With one killer run after another at the SummitRacing.com NHRA Nationals, Annie Whiteley left behind a year of frustration for her second major Top Alcohol Funny Car title.

“We’ve been through so much for so long,” an emotional Whiteley said after beating Doug Gordon in her first late-round appearance since Houston last April. “I can’t believe how this all turned out and how all the changes and all the hard work by this whole team paid off. When it all came together, it came together quick.”

Racing at her favorite track, The Strip at Las Vegas Motor Speedway, Whiteley set low e.t. and top speed in three of four rounds and overall top speed of the meet (263.67 mph). Only two cars were quicker than her brand-new J&A Service /YNot Racing Camaro all weekend – No. 1 qualifier Mike Doushgounian’s ex-Manzo Monte Carlo (5.56) and No. 2 John Lombardo’s NAPA entry (5.57) – and both were gone after one round.

Whiteley qualified No. 3 with a 5.60 and laid down one 5.6 after another – most in the low .60s at well over 260 mph – for her first national event win since Chicago in June 2013. In the final against Gordon, who had been matching her run for run and had set low e.t. of the only round she didn’t (round two), he red-lighted and she closed the deal with a second consecutive 5.61.

“I didn’t worry about what the crew was doing or get involved in any of that this time,” Whiteley said. “They know what they’re doing. I just tried to put everything out of my mind and stay calm like I used to.”

Whiteley managed a consistent 5.62 Saturday afternoon in the first round to eliminate 10-time national event winner Steve Gasparrelli and a 5.67 when the shift light failed Sunday in the second round to take out defending event champ Nick Januik, who slipped across the centerline. In the semi’s, in by far the closest race of the weekend, her best run of eliminations, a timely 5.614, was just enough to edge former Division 7 champion Terry Ruckman by one-thousandth of a second.

“I couldn’t believe it when they told me how close it was,” Whiteley said. “I never saw him. The way these cars are now, you really can’t see the other guy unless he’s way ahead of you.”

For the first time since he clinched the second of back-to-back NHRA championships in 2013, husband Jim Whiteley hopped in his old Top Alcohol Dragster, now owned by longtime YNot crew chief Norm Grimes, and picked right back up in the 5.30s.
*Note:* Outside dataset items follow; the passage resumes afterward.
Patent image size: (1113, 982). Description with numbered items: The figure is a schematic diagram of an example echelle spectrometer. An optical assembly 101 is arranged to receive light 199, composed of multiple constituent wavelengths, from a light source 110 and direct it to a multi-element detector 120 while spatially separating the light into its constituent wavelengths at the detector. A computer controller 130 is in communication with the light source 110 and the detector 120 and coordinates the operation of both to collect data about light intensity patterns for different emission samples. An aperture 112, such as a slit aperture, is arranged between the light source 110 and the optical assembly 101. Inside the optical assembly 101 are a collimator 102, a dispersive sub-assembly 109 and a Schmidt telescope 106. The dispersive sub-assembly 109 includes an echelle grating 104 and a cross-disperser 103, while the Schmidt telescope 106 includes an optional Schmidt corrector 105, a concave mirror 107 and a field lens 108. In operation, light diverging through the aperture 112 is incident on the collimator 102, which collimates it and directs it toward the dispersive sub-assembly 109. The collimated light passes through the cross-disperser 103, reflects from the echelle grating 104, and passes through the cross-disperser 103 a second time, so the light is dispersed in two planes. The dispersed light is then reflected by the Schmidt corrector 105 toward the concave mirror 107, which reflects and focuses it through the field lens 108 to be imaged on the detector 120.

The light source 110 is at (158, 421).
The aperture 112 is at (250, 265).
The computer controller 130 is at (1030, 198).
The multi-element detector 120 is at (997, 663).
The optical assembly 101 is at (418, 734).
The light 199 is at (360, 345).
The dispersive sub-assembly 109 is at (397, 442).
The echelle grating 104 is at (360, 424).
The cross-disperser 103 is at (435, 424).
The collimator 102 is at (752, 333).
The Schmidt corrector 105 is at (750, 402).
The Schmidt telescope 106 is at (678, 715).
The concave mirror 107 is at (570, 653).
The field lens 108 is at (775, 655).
Joey Severance, driving a J&A Service team car, made it a J&A sweep of the alcohol categories with his fifth Top Alcohol Dragster win in a row at Las Vegas.

Whiteley now has five career victories at The Strip at Las Vegas Motor Speedway, including a sweep of both the spring and fall regionals in her 2012 rookie season and again 2013. “I have no idea why we’ve always done so well at Las Vegas,” she said. “Maybe it’s because I don’t go gambling. I save all my luck for the track.”